Texte paru dans L’Obs du 3 décembre 2020
On peut et doit être fier de notre modèle républicain, sans mettre le poing sur la hanche ni la plume au chapeau, en assurant de notre mépris ceux qui en ont un autre. Le devoir de réserve s’impose tout de même à un président. Il a à charge d’assurer la sécurité physique de nos concitoyens, a fortiori de protéger la vie de celles et ceux qu’on menace. Il n’a pas à prendre fait et cause pour une publication, ni défendre ni attaquer ses contenus, ni ériger en icône une image de parti pris, et encore moins en faire un passage obligé de la catéchèse libérale. Libre à lui de dire le mal ou le bien qu’il en pense, mais entre quatre yeux. Réduire urbi et orbi la liberté républicaine à celle de blasphémer, c’est transformer notre modèle en un contre-modèle pour les quatre cinquièmes de l’humanité, et le faire passer pour ce qu’il n’est pas et n’a jamais été : l’instauration officielle d’un athéisme militant. Le plus meurtrier des quiproquos auxquels le mot a donné lieu. […]
Le « regard éloigné » est parfois décapant. Celui d’un géopoliticien courant le monde et notamment le Moyen-Orient peut aider les indignés que nous sommes à revenir sur terre, moyennant quelques observations rustiques mais désagréables pour l’amour-propre.
La première, c’est qu’on aurait tort, à l’international, de préjuger de nos chances, car le rapport des forces ne joue pas en notre faveur. La France n’a guère d’alliés, même dans son camp. Nous sommes très mal notés à Washington, qui réprouve « le manque de liberté religieuse » et le « New York Times » nous fustige comme « islamophobes » discriminant les musulmans. En Europe, l’appui sera du bout des lèvres, la plupart détourneront la tête (ayant soit une religion d’Etat soit un régime concordataire). Notre laïcité, prenons-y garde, n’est pas en avance sur son temps ni en tête du cortège des nations allant de l’ombre à la lumière. Certes, on n’est pas dans l’erreur parce qu’en minorité – c’est le sort des Justes d’être en ballottage, depuis l’aube des temps. Mais, dans l’immédiat, notre universalisme est à contre-pente d’un monde où le particularisme devient partout la norme. Et le progressisme, en retard sur le mouvement mondial des esprits qui, à l’idée dix-neuviémiste de progrès, préfère le retour à la tradition, réinventée ou non.

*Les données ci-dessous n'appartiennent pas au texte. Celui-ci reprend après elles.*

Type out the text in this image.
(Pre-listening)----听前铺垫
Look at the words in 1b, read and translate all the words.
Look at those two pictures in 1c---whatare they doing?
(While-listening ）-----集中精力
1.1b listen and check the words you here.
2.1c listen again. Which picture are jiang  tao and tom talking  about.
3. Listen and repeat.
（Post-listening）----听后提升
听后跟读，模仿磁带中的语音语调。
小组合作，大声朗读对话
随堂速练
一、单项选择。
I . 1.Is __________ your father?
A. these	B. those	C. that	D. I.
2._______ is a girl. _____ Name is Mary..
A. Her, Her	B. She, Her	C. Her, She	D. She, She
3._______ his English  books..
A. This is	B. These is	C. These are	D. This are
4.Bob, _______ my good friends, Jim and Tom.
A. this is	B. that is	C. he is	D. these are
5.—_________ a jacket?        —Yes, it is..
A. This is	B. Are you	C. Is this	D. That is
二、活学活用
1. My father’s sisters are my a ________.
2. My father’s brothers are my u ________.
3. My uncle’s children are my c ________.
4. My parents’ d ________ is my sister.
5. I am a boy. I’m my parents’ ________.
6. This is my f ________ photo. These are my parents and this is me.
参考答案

La seconde, qui n’a rien à voir avec la morale, touche au moral des troupes. Dans la balance des forces en présence, des individus convaincus que leur mort ne sera pas une porte de sortie mais d’entrée, dans un jardin des délices, où sitôt actionnée leur ceinture d’explosifs, ils pourront jouir, paradoxalement, de tout ce qu’ils disent abominer sur cette terre – le vin, les femmes et la musique – peuvent décupler leur maigre force par une certaine mystique. Un Occident aux croyances faibles, où le principe de précaution fait rêver de guerres zéro mort, doit prendre ce facteur en compte, pour impalpable qu’il soit. On doit donc s’attendre à des retours de flamme. Et ne pas crier victoire trop tôt. La croyance en la vie éternelle assure à un certain fascisme spirituel une longévité que n’ont pas eue les prédécesseurs. Nos sociétés de consommateurs matérialistes et présentistes auraient intérêt à regarder l’avenir à la lumière de leur passé, quand de fortes convictions leur permirent d’aller jusqu’au bout du monde.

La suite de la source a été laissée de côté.